The development of survey methods for determining the occupant load in office buildings (business occupancies) is described. Considerations involved in formulating the survey methods are presented. The type of data to be collected and data collection techniques are discussed. The two survey methods utilized to collect the population counts within contemporary office buildings are a building walk-through and a telephone survey. Occupant load data obtained from the survey methods applied in 23 office buildings located in the Washington, DC area are presented. Data are presented on the magnitude and distribution of the loads. The building data is sorted according to the following groups: open plan office designs versus well-compartmented office designs, and government (federal and county) versus privator sector tenants. Statistical summaries of the data are presented. Buildings that are primarily composed of open plan office designs are found to have greater occupant load factors than buildings composed of well-compartmented office designs.
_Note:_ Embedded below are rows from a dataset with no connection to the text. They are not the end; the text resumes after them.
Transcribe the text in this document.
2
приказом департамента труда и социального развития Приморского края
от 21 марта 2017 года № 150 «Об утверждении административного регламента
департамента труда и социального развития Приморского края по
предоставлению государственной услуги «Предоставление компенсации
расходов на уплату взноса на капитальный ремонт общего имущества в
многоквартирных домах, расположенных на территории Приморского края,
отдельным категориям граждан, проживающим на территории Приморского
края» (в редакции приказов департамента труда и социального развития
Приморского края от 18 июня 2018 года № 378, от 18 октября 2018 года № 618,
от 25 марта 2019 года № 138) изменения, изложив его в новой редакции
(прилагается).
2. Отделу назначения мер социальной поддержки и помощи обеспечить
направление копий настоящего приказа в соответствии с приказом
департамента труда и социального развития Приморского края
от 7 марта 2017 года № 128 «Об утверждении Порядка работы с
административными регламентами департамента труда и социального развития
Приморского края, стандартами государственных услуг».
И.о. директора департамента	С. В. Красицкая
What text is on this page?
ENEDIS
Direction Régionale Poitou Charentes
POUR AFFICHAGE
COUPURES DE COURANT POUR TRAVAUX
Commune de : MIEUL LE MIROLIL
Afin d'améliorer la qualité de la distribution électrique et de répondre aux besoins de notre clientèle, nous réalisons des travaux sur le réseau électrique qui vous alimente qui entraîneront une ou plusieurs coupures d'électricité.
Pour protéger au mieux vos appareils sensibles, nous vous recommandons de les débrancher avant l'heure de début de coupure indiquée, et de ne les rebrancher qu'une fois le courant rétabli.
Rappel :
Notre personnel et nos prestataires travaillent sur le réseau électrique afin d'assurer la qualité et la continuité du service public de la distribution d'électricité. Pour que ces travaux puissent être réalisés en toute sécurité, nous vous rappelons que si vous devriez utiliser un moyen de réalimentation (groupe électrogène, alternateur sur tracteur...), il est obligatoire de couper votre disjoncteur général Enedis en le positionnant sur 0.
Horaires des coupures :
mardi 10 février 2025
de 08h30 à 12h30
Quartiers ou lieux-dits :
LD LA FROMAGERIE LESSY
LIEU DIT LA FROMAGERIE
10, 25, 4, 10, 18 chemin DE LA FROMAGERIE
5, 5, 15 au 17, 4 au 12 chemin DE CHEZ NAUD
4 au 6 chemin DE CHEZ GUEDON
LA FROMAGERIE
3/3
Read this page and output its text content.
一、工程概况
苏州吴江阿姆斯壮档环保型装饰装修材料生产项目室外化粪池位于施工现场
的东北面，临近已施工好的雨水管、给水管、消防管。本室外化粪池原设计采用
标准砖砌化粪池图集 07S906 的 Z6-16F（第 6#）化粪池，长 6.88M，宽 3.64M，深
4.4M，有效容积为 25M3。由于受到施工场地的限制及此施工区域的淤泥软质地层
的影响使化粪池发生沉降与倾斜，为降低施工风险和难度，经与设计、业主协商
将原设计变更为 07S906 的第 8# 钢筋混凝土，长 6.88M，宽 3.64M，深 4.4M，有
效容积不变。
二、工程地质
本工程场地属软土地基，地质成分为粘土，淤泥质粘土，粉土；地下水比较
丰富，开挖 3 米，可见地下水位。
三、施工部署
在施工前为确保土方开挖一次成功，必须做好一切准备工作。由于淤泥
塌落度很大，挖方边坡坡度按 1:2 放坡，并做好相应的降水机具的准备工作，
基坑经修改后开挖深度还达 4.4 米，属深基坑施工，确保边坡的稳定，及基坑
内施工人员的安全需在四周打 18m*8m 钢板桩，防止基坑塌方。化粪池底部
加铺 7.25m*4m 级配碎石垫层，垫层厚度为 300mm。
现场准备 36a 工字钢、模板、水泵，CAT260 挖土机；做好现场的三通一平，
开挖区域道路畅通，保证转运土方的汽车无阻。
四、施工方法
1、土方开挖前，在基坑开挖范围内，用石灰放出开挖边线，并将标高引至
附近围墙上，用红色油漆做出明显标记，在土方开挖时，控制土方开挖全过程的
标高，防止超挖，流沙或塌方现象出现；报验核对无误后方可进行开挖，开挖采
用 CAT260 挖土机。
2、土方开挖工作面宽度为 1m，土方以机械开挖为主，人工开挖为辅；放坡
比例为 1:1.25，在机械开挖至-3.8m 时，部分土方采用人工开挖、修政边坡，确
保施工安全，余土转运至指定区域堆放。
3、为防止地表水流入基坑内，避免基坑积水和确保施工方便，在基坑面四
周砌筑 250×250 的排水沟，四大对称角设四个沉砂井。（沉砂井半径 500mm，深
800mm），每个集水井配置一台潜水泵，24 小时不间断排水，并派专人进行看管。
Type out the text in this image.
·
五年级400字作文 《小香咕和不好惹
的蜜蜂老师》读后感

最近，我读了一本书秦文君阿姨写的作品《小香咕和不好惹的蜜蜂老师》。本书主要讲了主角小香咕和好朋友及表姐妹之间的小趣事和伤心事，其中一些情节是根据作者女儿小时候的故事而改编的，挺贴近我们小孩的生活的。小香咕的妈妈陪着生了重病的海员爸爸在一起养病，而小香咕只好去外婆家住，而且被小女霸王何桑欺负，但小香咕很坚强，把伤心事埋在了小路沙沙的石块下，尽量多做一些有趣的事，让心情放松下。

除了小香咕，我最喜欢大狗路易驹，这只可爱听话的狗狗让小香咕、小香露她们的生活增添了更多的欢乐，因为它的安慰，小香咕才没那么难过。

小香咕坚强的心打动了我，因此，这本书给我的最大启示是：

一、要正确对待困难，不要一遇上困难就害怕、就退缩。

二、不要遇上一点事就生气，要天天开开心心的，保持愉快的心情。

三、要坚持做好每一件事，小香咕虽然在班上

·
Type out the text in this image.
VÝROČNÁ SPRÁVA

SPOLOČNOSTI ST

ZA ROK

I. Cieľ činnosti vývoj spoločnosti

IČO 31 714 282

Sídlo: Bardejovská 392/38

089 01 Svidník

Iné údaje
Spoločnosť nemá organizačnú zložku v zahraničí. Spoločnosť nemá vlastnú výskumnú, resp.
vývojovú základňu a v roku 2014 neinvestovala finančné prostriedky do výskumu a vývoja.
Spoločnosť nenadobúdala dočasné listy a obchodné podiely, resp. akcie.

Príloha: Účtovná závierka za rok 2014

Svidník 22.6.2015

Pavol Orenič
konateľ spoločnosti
County government office buildings are found to be slightly greater occupant load factors than federal government buildings. Federal government buildings have lesser occupant load factors than private office buildings. The mean occupant load factor found in the study for all buildings is 248 ft2/person. The telephone survey technique yielded a slightly greater occupant load factor than did the building walk-through technique. However, because the two survey approaches yielded relatively similar results, both are considered to be acceptable in assessing office building occupant loads. The telephone survey requires substantially less time and effort to complete, but is dependent on building management's knowledge of the occupancy characteristics. The walk-through approch required reviewing building drawings and an on-site walk-through of the building.